Physicists have developed what they say is the first nonlinear camera that captures high-resolution images of the interior of solid objects using terahertz (THz) radiation.
The breakthrough at Sussex University was led by Professor Marco Peccianti of the Emergent Photonics (EPic) Lab and included Luana Olivieri, Dr Juan S. Totero Gongora and a team of research students.
According to the university, images produced with THz radiation are called ‘hyperspectral’ because the image consists of pixels, each one containing the electromagnetic signature of the object in that point. Lying between microwaves and infrared in the electromagnetic spectrum, THz radiation easily penetrates materials like paper, clothes and plastic in the same way X-rays do, but without being harmful. THz radiation is safe to use with biological samples and makes it possible to visualise the molecular composition of objects and distinguish between different materials.
“The core challenge in THz cameras is not about collecting an image, but it is about preserving the objects spectral fingerprint that can be easily corrupted by your technique,” Prof Peccianti said in a statement. “This is where the importance of our achievement lies.
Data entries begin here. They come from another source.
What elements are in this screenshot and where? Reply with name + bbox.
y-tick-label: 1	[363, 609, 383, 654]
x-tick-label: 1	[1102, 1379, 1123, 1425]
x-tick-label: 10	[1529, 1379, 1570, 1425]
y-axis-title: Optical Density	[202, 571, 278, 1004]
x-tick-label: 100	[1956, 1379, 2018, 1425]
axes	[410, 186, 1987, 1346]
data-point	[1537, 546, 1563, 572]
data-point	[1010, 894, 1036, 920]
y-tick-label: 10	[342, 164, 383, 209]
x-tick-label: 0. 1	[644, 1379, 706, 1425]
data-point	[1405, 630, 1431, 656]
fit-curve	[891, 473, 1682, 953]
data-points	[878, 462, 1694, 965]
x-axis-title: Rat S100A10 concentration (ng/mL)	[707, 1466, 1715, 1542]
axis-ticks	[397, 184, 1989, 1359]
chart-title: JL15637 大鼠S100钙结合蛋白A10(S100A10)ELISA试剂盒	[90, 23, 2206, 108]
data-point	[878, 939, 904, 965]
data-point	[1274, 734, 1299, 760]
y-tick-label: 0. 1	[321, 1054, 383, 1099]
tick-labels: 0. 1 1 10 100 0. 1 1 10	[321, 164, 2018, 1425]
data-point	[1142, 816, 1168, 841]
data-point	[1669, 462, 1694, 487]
The fingerprint of all the details of the image is preserved in such a way that we can investigate the nature of the object in full detail.”
The EPic Lab team used a single-pixel camera to image sample objects with patterns of THz light. Their prototype can detect how the object alters different patterns of THz light. By combining this information with the shape of each original pattern, the camera reveals the image of an object as well as its chemical composition.
Sources of THz radiation are very faint and hyperspectral imaging had, until now, limited fidelity. To overcome this, The Sussex team shone a standard laser onto a unique non-linear material capable of converting visible light to THz. The prototype camera creates THz electromagnetic waves very close to the sample, similar to how a microscope works. As THz waves can travel right through an object without affecting it, the resulting images reveal the shape and composition of objects in three dimensions.
Dr Totero Gongora said: “This is a major step forward because we have demonstrated that all the possibilities explored in our previous theoretical research are not only feasible, but our camera works even better than we expected. While building our device, we discovered several ways to optimise the imaging process and now the technology is stable and works well. The next phase of our research will be in speeding up the image reconstruction process and taking us closer to applying THz cameras to real-world applications; like airport security, intelligent car sensors, quality control in manufacturing and even scanners to detect health problems like skin cancer.”
Hyperspectral terahertz microscopy via nonlinear ghost-imaging is published in the OSA Optica Journal.